Jungkook bıkkınlıkla arabadan inmeyi beklerken Jennie ve Mingyu bir anda onu bırakıp tartışmaya başlamışlardı. "İttirip durmasana adamı! İncittiği omzunun ağzına sıçtın."

Jennie gözlerini kocaman açıp Jungkook'a bakmıştı. "Bebeğim! İyi misin?"

Jungkook sabırla nefes alıp birden bağırdığında ikisi de irkilmişti. "Değilim! Delirttiniz lan beni!"

Taehyung dayanamayıp arabadan indiğinde Mingyu ve Jennie geri çekilmişlerdi. Jungkook'u hastaneden taburcu etmişler ve şimdi de eve sokmaya çalışıyorlardı. Ciddi bir şeyi yoktu, sadece omzunu incitmiş ve yüzündeki ufak tefek yaraları vardı. Birkaç haftaya toparlayacağını söylemişti doktor, zaten turnuvalara katılamıyordu.

"Tutun bana," diyerek Jungkook'un kolundan tutmuş ve yavaşça arabadan inmesine yardımcı olmuştu. Taehyung koluna girerek ona yardımcı olduğunda Mingyu da çantasını almıştı.

"Onun refakatçisi bendim! Beni bekleyin." diyerek peşlerinden koşmuştu Jennie. Jungkook bir an önce bu ortamdan kurtulmak istercesine hızlı hızlı yürüyordu fakat ağrılarından dolayı yürüyemiyordu.

"Seni hastaneye götüren kimmiş? Ona öpücüklü bir teşekkür edeceğim." Jennie'nin bunu demesiyle Taehyung adımlarını durdurmuş ve kaşlarını çatarak ona bakmıştı. "Öpücüklerine sahip çık, milletin başını yakma."

"Iy maço erkek," diyerek yüzünü buruşturdu Jennie. Taehyung derin bir nefes alırken zili çaldı. Evde hizmetlinin olması lazımdı. Zil yetmeyince yumruklamaya başladı. Aniden kapı açıldığında eli havada kalmış ve kendini düzelterek geri indirmişti.

Jungkook kapıyı açan kişiyi gördüğünde en içten şekilde gülümsemişti. Tüm yaralarına rağmen. Lalisa, ona kocaman gülümsemesi ile bakıyordu. Hastanedeyken elbette yanına gelmişti. Fakat çoğunlukla geceleri o uyuduğu zamanlar geldiği için onu pek fazla görememişti.

"Jungkook, iyileşmişsin!" diyerek boynuna atladı. Jungkook gülümseyip kollarını beline sardığında, "İyileştim." demişti. İşte şimdi, tam anlamıyla iyileşmişti.

Hala birbirlerine sarılırlarken Jennie imayla konuştu. "İki arkadaş bu kadar uzun süre sarılmamalı." Lalisa kızaran yanakları ile geri çekildiğinde Jungkook kuzenine sevecen bir bakış atmıştı.

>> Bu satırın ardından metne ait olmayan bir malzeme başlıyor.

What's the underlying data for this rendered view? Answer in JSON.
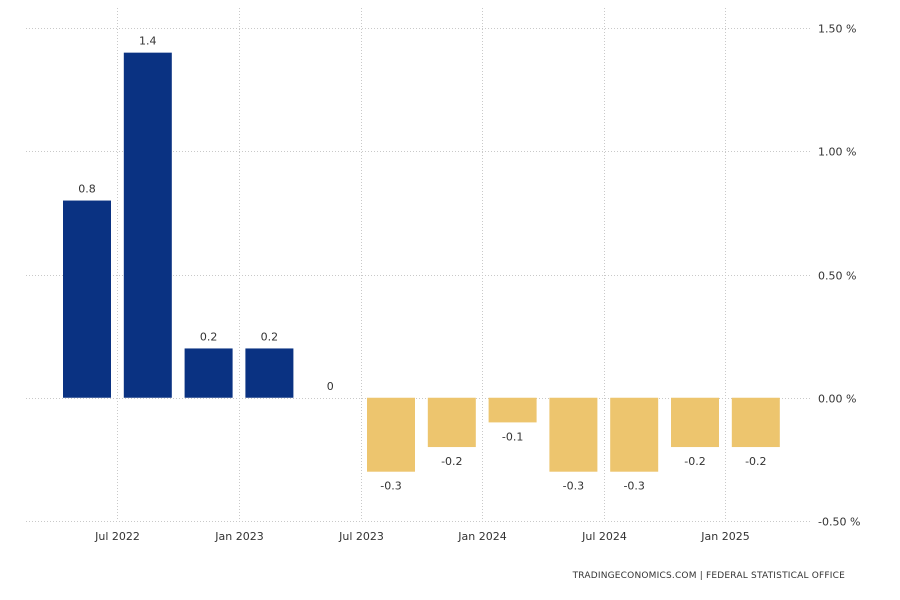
{
  "chart_data": {
    "type": "bar",
    "title": "",
    "xlabel": "",
    "ylabel": "",
    "categories": [
      "2022-Q2",
      "2022-Q3",
      "2022-Q4",
      "2023-Q1",
      "2023-Q2",
      "2023-Q3",
      "2023-Q4",
      "2024-Q1",
      "2024-Q2",
      "2024-Q3",
      "2024-Q4",
      "2025-Q1"
    ],
    "values": [
      0.8,
      1.4,
      0.2,
      0.2,
      0,
      -0.3,
      -0.2,
      -0.1,
      -0.3,
      -0.3,
      -0.2,
      -0.2
    ],
    "data_labels": [
      "0.8",
      "1.4",
      "0.2",
      "0.2",
      "0",
      "-0.3",
      "-0.2",
      "-0.1",
      "-0.3",
      "-0.3",
      "-0.2",
      "-0.2"
    ],
    "ylim": [
      -0.5,
      1.5
    ],
    "y_ticks": [
      1.5,
      1.0,
      0.5,
      0.0,
      -0.5
    ],
    "y_tick_labels": [
      "1.50 %",
      "1.00 %",
      "0.50 %",
      "0.00 %",
      "-0.50 %"
    ],
    "y_axis_side": "right",
    "x_tick_labels": [
      {
        "label": "Jul 2022",
        "after_index": 0
      },
      {
        "label": "Jan 2023",
        "after_index": 2
      },
      {
        "label": "Jul 2023",
        "after_index": 4
      },
      {
        "label": "Jan 2024",
        "after_index": 6
      },
      {
        "label": "Jul 2024",
        "after_index": 8
      },
      {
        "label": "Jan 2025",
        "after_index": 10
      }
    ],
    "grid": true,
    "colors": {
      "positive": "#0A3282",
      "negative": "#EDC56E",
      "grid": "#c9c9c9",
      "text": "#333333"
    }
  },
  "source": "TRADINGECONOMICS.COM  |  FEDERAL STATISTICAL OFFICE"
}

"Şey," diyerek konuşmaya başladı Lalisa. "Jennie bana evin anahtarını vermişti. Anlamadığım bir şekilde bana 'gir, kullan.' dedi. Her neyse!"

Jennie yakalanmanın verdiği telaşla gülmeye çalıştı. "Barbie girl, sen neden sır tutamıyorsun?" Lalisa mahçup bir şekilde onlara baktı. "Yanlış bir şey mi söyledim?"

Jungkook hemen başını iki yana sallayıp elini tuttu. "Hayır, bebeğim. Jennie saçmalamayı seviyor." Lalisa onun koluna girerek içeri geçmesine yardımcı olurken Jennie sırıtarak Taehyung'a baktı. "Bende senin bebeğin miyim?"

Taehyung onun bu flörtöz tavrına aynı şekilde karşılık vererek sırıttı. "Elbette, bebeğim." Jennie saçlarını savurup kıvırta kıvırta yanından geçtiğinde Mingyu gözlerini kocaman açmış olanları izliyordu.